After timing the render, it seems like the problem was never the rendering of the lines. rather something else that i can't identity. Perhaps I/O? maybe the refresh rate.

turns out after hours of trying to figure it out, the issue is not anything software related. the issue is that the terminal in vscode runs on in Electron and has more overhead for printing if i wanted to get that smooth id implement some GPU acceleration. I was only able to discover this when i tried running nano to compare the refresh speed and realized they also suffered from "lag" when resizing. So then i ran the program in a dedicated terminal and bam, its actually fast.

lesson learned, the enviornment the software runs on is far more important to its perceptible performance than i initially thought.

next steps are to implement a frame system for all other functions that require a full screen refresh. and for all render funcitons they should allow for the custome cursor logic.

then i need to add a wrapping feature, a shit and drag feature, as well as multiple char deletion and replacement.

Then finally a save feature for saving, as well as loading specific cursor locations and storing them too.

need to fix the down cursor logic when updating terminal

Theres no possible way to drag up and expand up then drag down and expand down. you need to choose and anchor.

OK so when i update the winodw resize logic i need it to work in this manner -first assume i have function that can calculate the distance from cursor to topline/bottomline -second assume there is a specified "anchor" size, i.e. top, bottom, or even cursor.

  1. create two branches, one for shrink, one for grow.

For the shrink, if the distance is not 0, then continue to change using distance from cursor to calculate the new topline or bottomline

One thing is that we can alaways infer the direction of the windows "drag" by considering that we start the document with the cursor at the bottom of the document. we start at the bottom, so assume any shrink is directed from top to down, i.e. increase topline Else, if we are not at a border, we always assume the anchor of the most previous border that was 0. for example, if i started at distanceFromBottom = 0, then i assume shrink from top, if distanceFromTop = 0 then assume shrink from bellow.
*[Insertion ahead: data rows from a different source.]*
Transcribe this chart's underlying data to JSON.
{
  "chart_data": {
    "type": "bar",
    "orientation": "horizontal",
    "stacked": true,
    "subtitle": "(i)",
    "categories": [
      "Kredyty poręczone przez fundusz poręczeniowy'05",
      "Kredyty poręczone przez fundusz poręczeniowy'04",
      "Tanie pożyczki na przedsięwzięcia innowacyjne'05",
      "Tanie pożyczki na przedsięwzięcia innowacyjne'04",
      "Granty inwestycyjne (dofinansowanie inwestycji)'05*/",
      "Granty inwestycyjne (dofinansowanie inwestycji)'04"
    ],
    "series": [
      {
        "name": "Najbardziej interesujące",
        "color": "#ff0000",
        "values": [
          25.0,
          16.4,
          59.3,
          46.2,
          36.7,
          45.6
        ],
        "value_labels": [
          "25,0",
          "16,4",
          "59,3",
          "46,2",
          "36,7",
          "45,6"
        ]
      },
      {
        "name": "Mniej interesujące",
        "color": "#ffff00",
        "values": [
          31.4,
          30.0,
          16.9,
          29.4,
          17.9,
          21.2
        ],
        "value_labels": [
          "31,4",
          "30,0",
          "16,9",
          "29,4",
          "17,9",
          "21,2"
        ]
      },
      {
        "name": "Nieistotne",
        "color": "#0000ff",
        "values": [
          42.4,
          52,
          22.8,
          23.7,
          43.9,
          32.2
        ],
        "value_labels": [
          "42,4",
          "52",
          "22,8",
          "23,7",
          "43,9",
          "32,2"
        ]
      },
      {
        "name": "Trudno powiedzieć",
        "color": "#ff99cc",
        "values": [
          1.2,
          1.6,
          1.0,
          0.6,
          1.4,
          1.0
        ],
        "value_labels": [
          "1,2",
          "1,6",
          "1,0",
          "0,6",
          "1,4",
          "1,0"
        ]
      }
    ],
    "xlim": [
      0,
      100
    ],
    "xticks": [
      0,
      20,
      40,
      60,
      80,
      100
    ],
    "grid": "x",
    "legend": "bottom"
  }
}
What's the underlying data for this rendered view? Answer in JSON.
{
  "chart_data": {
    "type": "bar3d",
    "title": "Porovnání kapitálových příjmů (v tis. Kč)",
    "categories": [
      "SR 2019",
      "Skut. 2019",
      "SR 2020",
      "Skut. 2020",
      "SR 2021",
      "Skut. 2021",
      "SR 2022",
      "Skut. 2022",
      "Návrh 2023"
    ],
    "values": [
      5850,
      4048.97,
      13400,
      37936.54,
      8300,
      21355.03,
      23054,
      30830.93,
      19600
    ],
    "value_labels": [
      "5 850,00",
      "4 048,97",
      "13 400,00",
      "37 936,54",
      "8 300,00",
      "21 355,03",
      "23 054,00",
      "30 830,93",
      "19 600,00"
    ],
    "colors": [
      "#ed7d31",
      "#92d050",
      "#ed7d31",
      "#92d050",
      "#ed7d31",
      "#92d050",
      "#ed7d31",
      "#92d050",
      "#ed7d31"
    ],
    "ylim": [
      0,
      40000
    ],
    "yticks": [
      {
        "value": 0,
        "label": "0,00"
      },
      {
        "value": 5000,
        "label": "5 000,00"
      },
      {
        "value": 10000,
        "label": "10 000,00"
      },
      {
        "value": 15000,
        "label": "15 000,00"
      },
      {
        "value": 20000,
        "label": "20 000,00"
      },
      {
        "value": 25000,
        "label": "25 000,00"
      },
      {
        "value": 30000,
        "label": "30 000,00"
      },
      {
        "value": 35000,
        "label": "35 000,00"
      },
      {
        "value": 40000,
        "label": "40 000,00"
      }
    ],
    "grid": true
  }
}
Though im not sure if this is the best approach, or if it should stay as a static preference that always shrink from top when available, then switch to bttom once distanceFromTop = 0, of it the anchor side should switch based on last known distance = 0.

so if the user is scrolling up, then of course the distance is 0 for the topline and thus any shrink switch to a topline anchor, even if they scroll a little bit down, but if they were scrolling down then assume a bottom line anchor

Right now i think a major issue is that SIGWINCH does not interrupt another signal. And since the function is running in the signal handling, then when a window is resized fast enough, it causes an incorrect print. This also explain why it would cause seg fault since likely it added one more or less in the terminalResize function, thus accessing an out of range index.

There are a few fixes ive been able to find. First is self-pipe, basically just a mini queue where we use a read and write stream to write and read to some pipe which lets us know if a process was requested. This lets us always capture the last signal, which is ideal in every case.

The second, and likely the one i will implement, is called debouncing. Basically you use a signal, set some bool, and instead of instantly trying to run terminalResize(), you instead wait a bit for another signal change. This introduces some latency, but it could also be seen as a good thing since it takes off some load on the CPU and also lets us always capture that last one. Plus we could additionally control the frame rate using that, though id have to calculate what the true frame rate would be since the loop rate and the handling rate would be added together.